SOLVED
Hi!
0.0.0.0 0.0.0.0 Default 192.168.0.1 VLAN- 101 Best
192.168.0.0 255.255.255.0 Local 192.168.0.2 VLAN- 101 Best
It seems you have a router in VLAN 101 with IP 192.168.0.1 and it's not 1920s. I think chances are your hosts in VLAN101 use that router as default gateway. Please, check that. If it is so, then your router 192.168.0.1 should know how to reach 192.168.200.0/30 and 192.168.201.0/30. Maybe you need to set in that router a static route for those subnets with next-hop 192.168.0.2 (your 1920s). Alternative solution - set static routes on each of your VLAN 101 hosts.
I am talking about machines in vlan 101, not about your machines in vlans 200 and 201. What default gateway they have configured?
"192.168.0.0 255.255.255.0 Local 192.168.0.2 VLAN- 101 Best"
This route record means Vlan 101 IP of your switch is 192.168.0.2, not 192.168.0.1. Could you double check the IP?
"If that would be the case then I would be able to ping my router with the IP address 192.168.0.1 - which is not working."
If 192.168.0.1 router doesn't have route to vlans 200 and 201 how do you think it can return icmp reply to a host in vlan 200, for example?
"Additionally ping does not even work from within the switch diagnostics."
What exactly doesn't work from switch diagnostic? Ping to which IP?
BTW, what IP addresses did you assign to hosts in Vlan 200 and 201? With /30 I see no alternatives to 192.168.200.2 and 192.168.201.2, but let's verify that. Also, verify subnet mask you have assigned to these hosts.
If IPs and mask assigned to these hosts are correct, let's take a host in vlan200 with ip 192.168.200.2 and perform following tasks:
1. ping 192.168.200.1
2. ping 192.168.0.2 (I suppose it is Vlan 101 IP of the 1920s)
Also, please, let me know the firmware version installed in the 1920s, I need it in case if I decide to try this in my lab.
Hi @to_at !
Yeah, you are not the only one who's puzzled here, I am feeling the same, but thanks to your tests and observations seems like this puzzle slowly arranges to something more clear...
Let's take the PC with IP 192.168.0.11 that uses 1920s as a default gateway and confirm the following:
1. You can successfully reach 192.168.200.2 (vlan 200) and 192.168.201.2 (vlan 201) from my desktop PC, it means that if you initiate a connection from your PC to those two hosts in vlans 200 and 201 everything works as expected.
2. Ping from switch UI to 192.168.0.11 using 192.168.0.2 as source IP works fine
3. Ping from switch UI to 192.168.0.11 using either 192.168.200.1 or 192.168.201.1 fails
4. Ping from 192.168.200.2 or from 192.168.200.2 to 192.168.0.2 works (it has nothing to do with 192.168.0.11, but I decided to include this to the list)
5. Ping from 192.168.200.2 or from 192.168.201.2 to 192.168.0.11 fails.
If all that points are correct, it looks like a firewall issue on 192.168.0.11. Two facts point us to this root cause:
1. You can successfully reach hosts in VLANs 200 and 201 when initiate bi-directional connection (you mentioned PuTTY, so it must be either telnet or ssh connection to 192.168.200.2, nothing was mentioned about 192.168.201.2 though, but I guess it won't be the issue) from 192.168.0.11. So it looks like it can't be routing or uni-directional routing issue, as neither telnet nor ssh would be able to establish.

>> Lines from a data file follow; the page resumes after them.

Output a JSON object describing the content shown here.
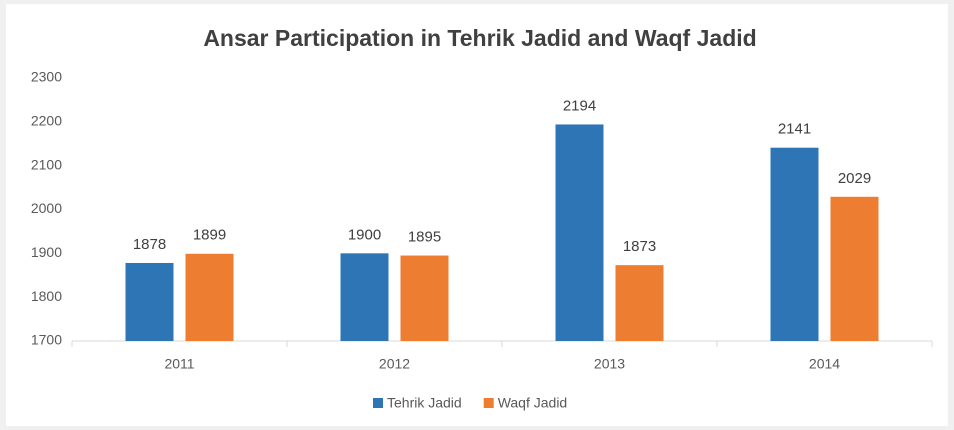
{
  "chart_data": {
    "type": "bar",
    "title": "Ansar Participation in Tehrik Jadid and Waqf Jadid",
    "categories": [
      "2011",
      "2012",
      "2013",
      "2014"
    ],
    "series": [
      {
        "name": "Tehrik Jadid",
        "color": "#2e75b6",
        "values": [
          1878,
          1900,
          2194,
          2141
        ]
      },
      {
        "name": "Waqf Jadid",
        "color": "#ed7d31",
        "values": [
          1899,
          1895,
          1873,
          2029
        ]
      }
    ],
    "ylim": [
      1700,
      2300
    ],
    "yticks": [
      1700,
      1800,
      1900,
      2000,
      2100,
      2200,
      2300
    ],
    "grid": false,
    "legend": "bottom"
  }
}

2. Ping to 192.168.0.11 from switch UI with source IP 192.168.201.1 fails with error "destination port unreachable". This error means that 192.168.0.11 got the ICMP echo from 192.168.201.1 and replied back with this error and this packet reached 192.168.201.1. It looks like routing works fine, but the destination simply rejects those echo requests. Here is what RFC 792 says:
If, in the destination host, the IP module cannot deliver the datagram because the indicated protocol module or process port is not active, the destination host may send a destination unreachable message to the source host.
In order to completely exclude routing from the list of possible trouble-makers, I suggest you to run Wireshark (or tcpdump) on 192.168.0.11 and on 192.168.200.2 (it won't hurt if you run it on 192.168.201.2 as well) and try to ping 192.168.0.11 again. Normally packet capturing software can see packets before they got rejected by software firewall, so chances are if you ping again 192.168.0.11 from either 192.168.201.1 or 192.168.201.2 or even 192.168.200.2 in the capture running on 192.168.0.11 you will see incoming ICMP requests from those hosts and then reply from your PC - "destination unreachable (port unreachable)"
I am glad my answer was useful to you and finally you got the issue resolved!